El estigma de publicar (para un científico)

La ciencia nace de una pregunta y crece cuando el conocimiento se comparte. Imaginen a Einstein guardando en un cajón su ecuación E=mc², ese destello que redefinió nuestra comprensión del universo. No lo hizo. Sabía que publicar es el paso final que transforma estos hallazgos en conocimiento universal, permitiendo que lo investigado en un lugar resuene en otro. Sin ese intercambio, la ciencia se vuelve un monólogo estéril que se ahoga en laboratorios aislados, y la comunidad, en general, pierde piezas de un rompecabezas colectivo que se arma a diario.

Por lo tanto, publicar debería ser algo natural para un científico. Es el puente que convierte una hipótesis en conocimiento universal. Sin embargo, hoy muchos investigadores fruncen el ceño ante la palabra “publicación”. ¿Cómo un acto tan vital para esta actividad se volvió incómodo? La respuesta yace en una paradoja: mientras la esencia de publicar es parte medular del método científico (comunicar hallazgos con los pares), los sistemas actuales de evaluación académica han distorsionado ese ideal, convirtiéndolo en una carrera por métricas.

El número de artículos determina salarios, financiamientos, promociones y prestigio. Esta presión ha deformado el ritual sagrado. Algunos dividen sus investigaciones, creando “rodajas” apenas publicables. Otros incluyen autores fantasmas que jamás pisaron el laboratorio o aportaron una línea al texto, o sucumben a revistas depredadoras que priorizan ganancias sobre rigor. Esta obsesión cuantitativa ahoga la ciencia arriesgada, aquella que podría cambiar paradigmas, en favor de temas seguros y repetitivos.

Si publicar para pares es el primer mandamiento, divulgar para la sociedad es el segundo. Y aquí la audiencia lo es todo: no es lo mismo explicar la naturaleza de las placas tectónicas en Nature, que en un cómic para escolares. En especial, comunicar ciencia a políticos y tomadores de decisiones es un arte estratégico. Cuando un geólogo explica el riesgo sísmico a un gobernante o a los legisladores, o un epidemiólogo convierte modelos estadísticos en alertas sanitarias comprensibles, no sólo informan, sino que protegen comunidades y salvan vidas.

La ciencia silenciada en despachos gubernamentales es tan estéril como la no publicada. Algunos creen que divulgar es “ciencia light”, pese a que exige talento único. ¿Cómo condensar años de investigación en mensajes accesibles y relevantes? ¿Cómo hacer relevante la Física Cuántica para un presidente municipal? Es una labor titánica que merece reconocimiento institucional, no menosprecio.

Aquí emerge una distinción crucial: el científico y el divulgador son actores complementarios pero distintos. El primero genera conocimiento nuevo mediante investigación y un método determinado; el segundo traduce ese saber para audiencias no especializadas. El científico escribe para validar hallazgos entre pares; el divulgador es un profesional que traduce ese saber para audiencias no especializadas, dominando narrativas, pedagogía y comunicación estratégica. Son roles complementarios, pero que requieren formaciones distintas. Exigir a un científico que divulgue sin preparación es como pedir a un cirujano que diseñe su propio instrumental quirúrgico: ambos son esenciales para la medicina, pero sus habilidades no son intercambiables.
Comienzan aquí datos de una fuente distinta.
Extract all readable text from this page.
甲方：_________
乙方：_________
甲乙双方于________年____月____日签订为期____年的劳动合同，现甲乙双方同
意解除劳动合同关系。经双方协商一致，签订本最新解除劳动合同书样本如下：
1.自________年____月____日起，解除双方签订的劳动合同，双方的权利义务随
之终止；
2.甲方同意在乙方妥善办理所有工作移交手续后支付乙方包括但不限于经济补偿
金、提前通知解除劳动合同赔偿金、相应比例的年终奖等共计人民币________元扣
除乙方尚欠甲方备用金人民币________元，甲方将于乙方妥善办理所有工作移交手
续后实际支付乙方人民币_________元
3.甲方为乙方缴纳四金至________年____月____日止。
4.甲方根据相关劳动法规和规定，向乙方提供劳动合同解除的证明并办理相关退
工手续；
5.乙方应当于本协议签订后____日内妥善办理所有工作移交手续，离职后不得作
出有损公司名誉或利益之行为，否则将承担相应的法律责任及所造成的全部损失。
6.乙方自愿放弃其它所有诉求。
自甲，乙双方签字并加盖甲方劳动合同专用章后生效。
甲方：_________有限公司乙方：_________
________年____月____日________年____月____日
Regresando a la pregunta original, la solución no es publicar menos, sino recuperar el espíritu original. Como señala la Declaración de San Francisco (DORA), la evaluación científica debe valorar calidad e impacto. En otras palabras, publicar es el medio, no el fin. El fin sigue siendo aquel que movió a Einstein: develar un misterio del universo y compartirlo a cierta comunidad. Cuando un artículo nace de esa esencia, cuando comunica algo genuino a quienes deben escucharlo, el estigma se desvanece. Entonces la publicación recupera su dignidad.

“Lo investigado y no publicado equivale a no haberlo estudiado”, advierte un dicho académico. Pero hoy sabemos que publicar no basta: la ciencia debe superar dos barreras. La primera, el rigor. Debemos publicar investigaciones sólidas, transparentes y éticas que resistan el escrutinio de pares. La segunda, el impacto social, el cual es publicar conocimientos traducidos por divulgadores profesionales para llegar a ciudadanos, educadores y gobernantes que transforman datos en acciones. Cuando la ciencia cumple este ciclo completo, desde el rigor en el laboratorio hasta puentes claros hacia la sociedad, recupera su misión original, compartir el conocimiento.

*El autor es investigador del Departamento de Física Aplicada del Centro de Investigación y de Estudios Avanzados (Cinvestav).